Mais il existe « une pluralité de possibilités entre le maintien de Roe c. Wade tel quel et son annulation totale, fait valoir Andréanne Bissonnette. Même si l’arrêt est infirmé, le droit à l’avortement ne tombera pas du jour au lendemain dans tout le pays. »

Ainsi, des États américains avaient déjà décriminalisé l’avortement avant 1973 ou l’ont fait par la suite. D’autres ne disposent pas de législation à ce sujet et pourront donc légiférer en la matière.

Si Trump remporte un 2e mandat, c’est évident que Roe c. Wade va être infirmé. Il va pouvoir nommer au moins un autre juge conservateur, et ils vont démolir cette décision.

Isabelle Duplessis note également que la Cour suprême est « libre de décider quelle cause elle entend ». La cause de l’Alabama — qui défie directement Roe c. Wade — pourrait donc terminer sa croisade aux portes du plus haut tribunal du pays, sans jamais y pénétrer.

Et bien que les juges Gorsuch et Kavanaugh sont conservateurs, on ne sait pas comment ils réagiront à une cause sur l’avortement, fait remarquer Andréanne Bissonnette. D’ailleurs, il y a quelques jours seulement, le juge Kavanaugh a surpris les observateurs en se rangeant avec l’aile libérale de la Cour sur un tout autre dossier touchant la compagnie Apple.

Plus de femmes, partout

 

L’enjeu, très clivant, du droit à l’avortement, devenu le cheval de bataille de la frange la plus conservatrice du Parti républicain, rejaillira à coup sûr sur la prochaine campagne présidentielle de 2020.

D’autant plus que deux des quatre juges libéraux de la Cour suprême, Stephen Breyer et Ruth Bader Ginsburg, sont octogénaires. « Si Trump remporte un 2e mandat, c’est évident que Roe c. Wade va être infirmé, lâche Isabelle Duplessis, catégorique. Il va pouvoir nommer au moins un autre juge conservateur, et ils vont démolir cette décision. »

Dans cette course contre la montre, 13 États, principalement situés dans le nord-est des États-Unis, ont adopté ou renforcé, ces derniers mois, des législations visant à protéger le droit à l’avortement, rapporte l’Institut Guttmacher.
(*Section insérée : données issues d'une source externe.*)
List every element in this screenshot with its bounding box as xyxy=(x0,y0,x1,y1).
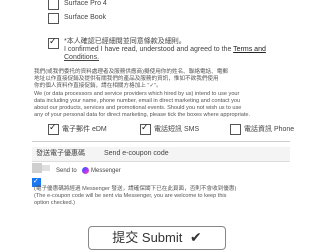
phone-checkbox[interactable] xyxy=(230,124,241,135)
messenger-note: (電子優惠碼將經過 Messenger 發送，請確保閣下已在此頁面，否則不會收到… xyxy=(34,186,237,206)
ecoupon-label-en: Send e-coupon code xyxy=(104,150,169,157)
phone-label: 電話資訊 Phone xyxy=(244,126,295,133)
user-avatar xyxy=(32,163,42,173)
privacy-statement-zh: 我們(或我們委托的資料處理者及服務供應商)擬使用你的姓名、聯絡電話、電郵 地址以… xyxy=(34,69,228,89)
messenger-icon xyxy=(82,167,89,174)
messenger-check-icon: ✓ xyxy=(33,178,39,185)
surface-book-label: Surface Book xyxy=(64,14,107,21)
send-to-label: Send to xyxy=(56,168,77,174)
submit-label: 提交 Submit xyxy=(112,230,183,245)
sms-label: 電話短訊 SMS xyxy=(154,126,200,133)
edm-label: 電子郵件 eDM xyxy=(62,126,107,133)
ecoupon-section: 發送電子優惠碼 Send e-coupon code xyxy=(32,147,290,162)
surface-book-checkbox[interactable] xyxy=(48,13,59,24)
submit-button[interactable]: 提交 Submit ✔ xyxy=(88,226,226,250)
terms-check-icon: ✓ xyxy=(49,36,57,46)
surface-pro-4-checkbox[interactable] xyxy=(48,0,59,10)
sms-check-icon: ✓ xyxy=(141,122,149,132)
avatar-blur xyxy=(42,165,50,171)
consent-english-text: I confirmed I have read, understood and … xyxy=(64,46,266,53)
privacy-statement-en: We (or data processors and service provi… xyxy=(34,91,251,118)
divider xyxy=(32,141,290,142)
consent-conditions-link[interactable]: Conditions. xyxy=(64,54,99,62)
checkmark-icon: ✔ xyxy=(189,229,202,245)
surface-pro-4-label: Surface Pro 4 xyxy=(64,0,107,7)
edm-check-icon: ✓ xyxy=(49,122,57,132)
ecoupon-label-zh: 發送電子優惠碼 xyxy=(36,150,85,157)
terms-link[interactable]: Terms and xyxy=(233,46,266,53)
messenger-label: Messenger xyxy=(91,168,121,174)
consent-chinese-text: *本人確認已經細閱並同意條款及細則。 xyxy=(64,38,186,45)
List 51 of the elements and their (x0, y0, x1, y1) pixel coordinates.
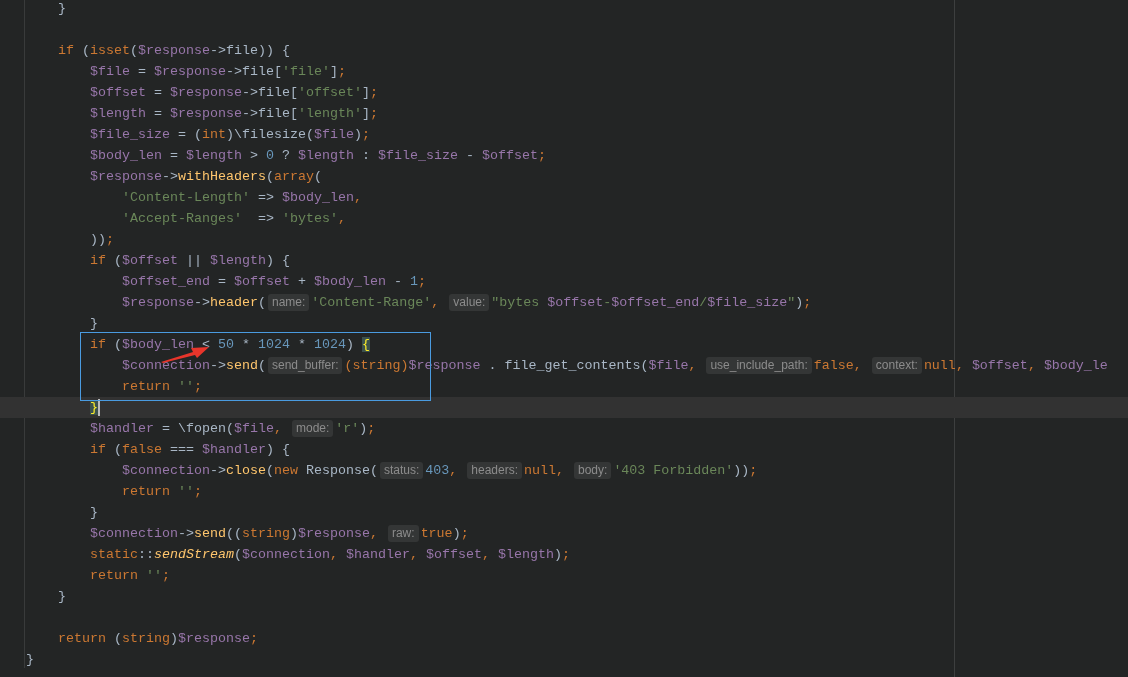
code-text: 'r'); (335, 419, 376, 438)
code-text: null, (524, 461, 565, 480)
code-text: } (89, 398, 98, 417)
parameter-hint: name: (267, 294, 310, 311)
text-cursor (98, 399, 100, 416)
parameter-hint: body: (574, 462, 612, 479)
parameter-hint: context: (871, 357, 922, 374)
code-text: )); (89, 230, 114, 249)
code-text: } (89, 503, 98, 522)
code-text: "bytes $offset-$offset_end/$file_size"); (491, 293, 812, 312)
code-text: 'Accept-Ranges' => 'bytes', (120, 209, 346, 228)
code-editor[interactable] (0, 0, 1128, 677)
code-text: if (false === $handler) { (89, 440, 290, 459)
code-text: static::sendStream($connection, $handler, $offset, $length); (89, 545, 570, 564)
code-text: } (89, 314, 98, 333)
code-text: $offset_end = $offset + $body_len - 1; (120, 272, 426, 291)
code-text: $file_size = (int)\filesize($file); (89, 125, 370, 144)
code-text: false, (813, 356, 863, 375)
parameter-hint: use_include_path: (706, 357, 812, 374)
code-text: return ''; (120, 377, 202, 396)
code-text: if (isset($response->file)) { (57, 41, 290, 60)
code-text: 'Content-Length' => $body_len, (120, 188, 362, 207)
code-text: null, $offset, $body_le (923, 356, 1108, 375)
parameter-hint: send_buffer: (267, 357, 343, 374)
parameter-hint: status: (379, 462, 424, 479)
code-text: 'Content-Range', (311, 293, 441, 312)
code-text: $response->withHeaders(array( (89, 167, 322, 186)
code-text: if ($body_len < 50 * 1024 * 1024) { (89, 335, 370, 354)
code-text: $offset = $response->file['offset']; (89, 83, 378, 102)
code-text: } (57, 0, 66, 18)
code-text: $file = $response->file['file']; (89, 62, 346, 81)
code-text: $response->header( (120, 293, 266, 312)
code-text: } (57, 587, 66, 606)
parameter-hint: value: (449, 294, 490, 311)
code-text: if ($offset || $length) { (89, 251, 290, 270)
code-text: } (26, 650, 34, 669)
code-text: true); (420, 524, 469, 543)
parameter-hint: mode: (291, 420, 334, 437)
code-text: $handler = \fopen($file, (89, 419, 283, 438)
code-text: $connection->send( (120, 356, 266, 375)
code-text: $length = $response->file['length']; (89, 104, 378, 123)
code-text: $connection->close(new Response( (120, 461, 378, 480)
code-text: 403, (425, 461, 459, 480)
code-text: $connection->send((string)$response, (89, 524, 379, 543)
code-text: return (string)$response; (57, 629, 258, 648)
code-text: return ''; (120, 482, 202, 501)
parameter-hint: headers: (467, 462, 522, 479)
code-text: '403 Forbidden')); (613, 461, 758, 480)
code-text: return ''; (89, 566, 170, 585)
code-text: $body_len = $length > 0 ? $length : $file_size - $offset; (89, 146, 546, 165)
parameter-hint: raw: (387, 525, 419, 542)
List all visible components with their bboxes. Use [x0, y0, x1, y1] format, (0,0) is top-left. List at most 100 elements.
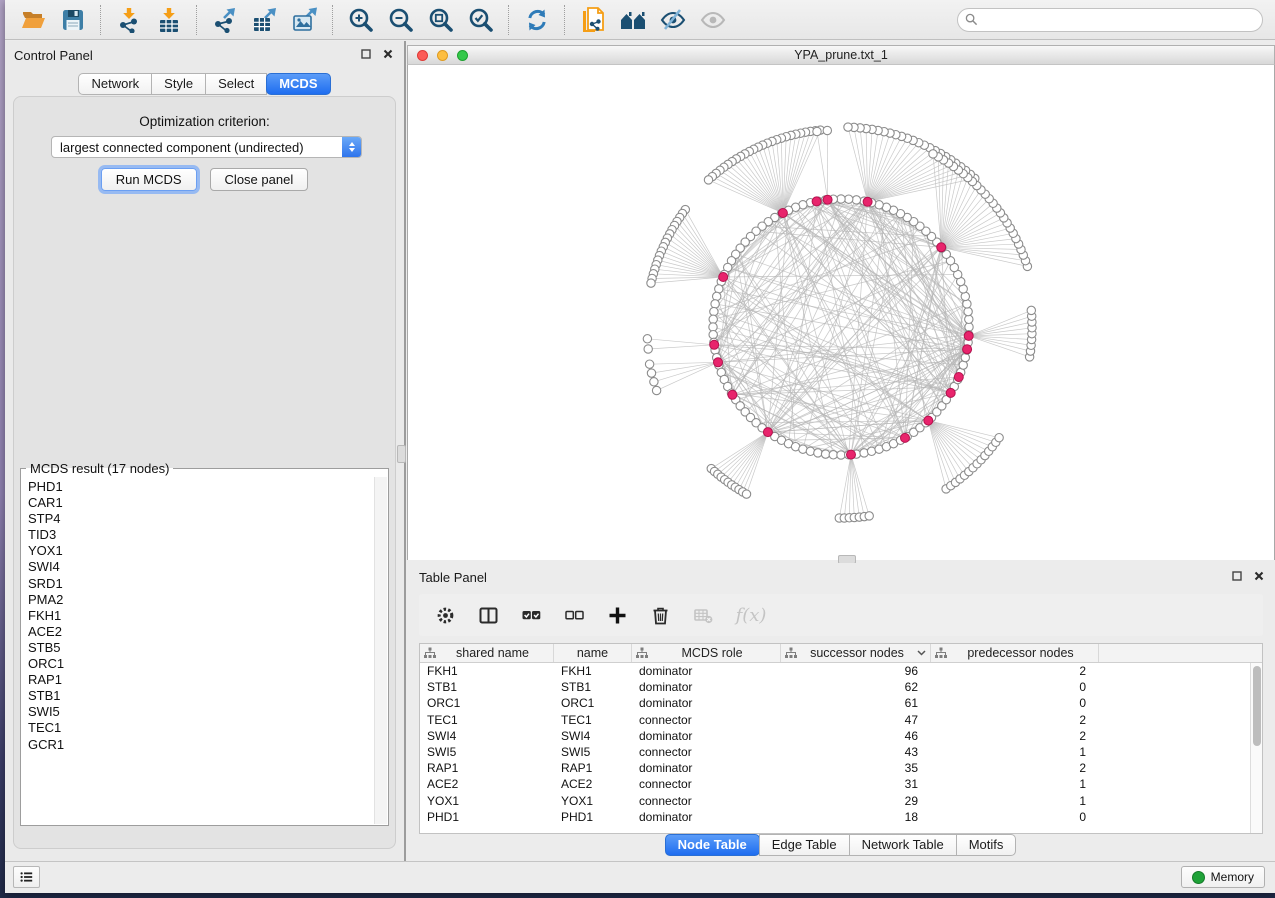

Mais le rempart le plus étanche contre l’érosion des droits des femmes ne serait-il pas que les femmes investissent plus massivement les sphères du pouvoir ? Ici comme ailleurs, le fait que des chambres composées à majorité d’hommes adoptent ces législations touchant le corps des femmes a été vertement dénoncé. « La clé du succès, c’est d’avoir beaucoup plus de femmes — pas seulement quelques-unes —, mais vraiment beaucoup plus de femmes, partout, à tous les niveaux », lance Isabelle Duplessis. Sinon, il ne faudra qu’un soubresaut de l’histoire pour que les droits des femmes s’étiolent à nouveau, nous disait Simone de Beauvoir.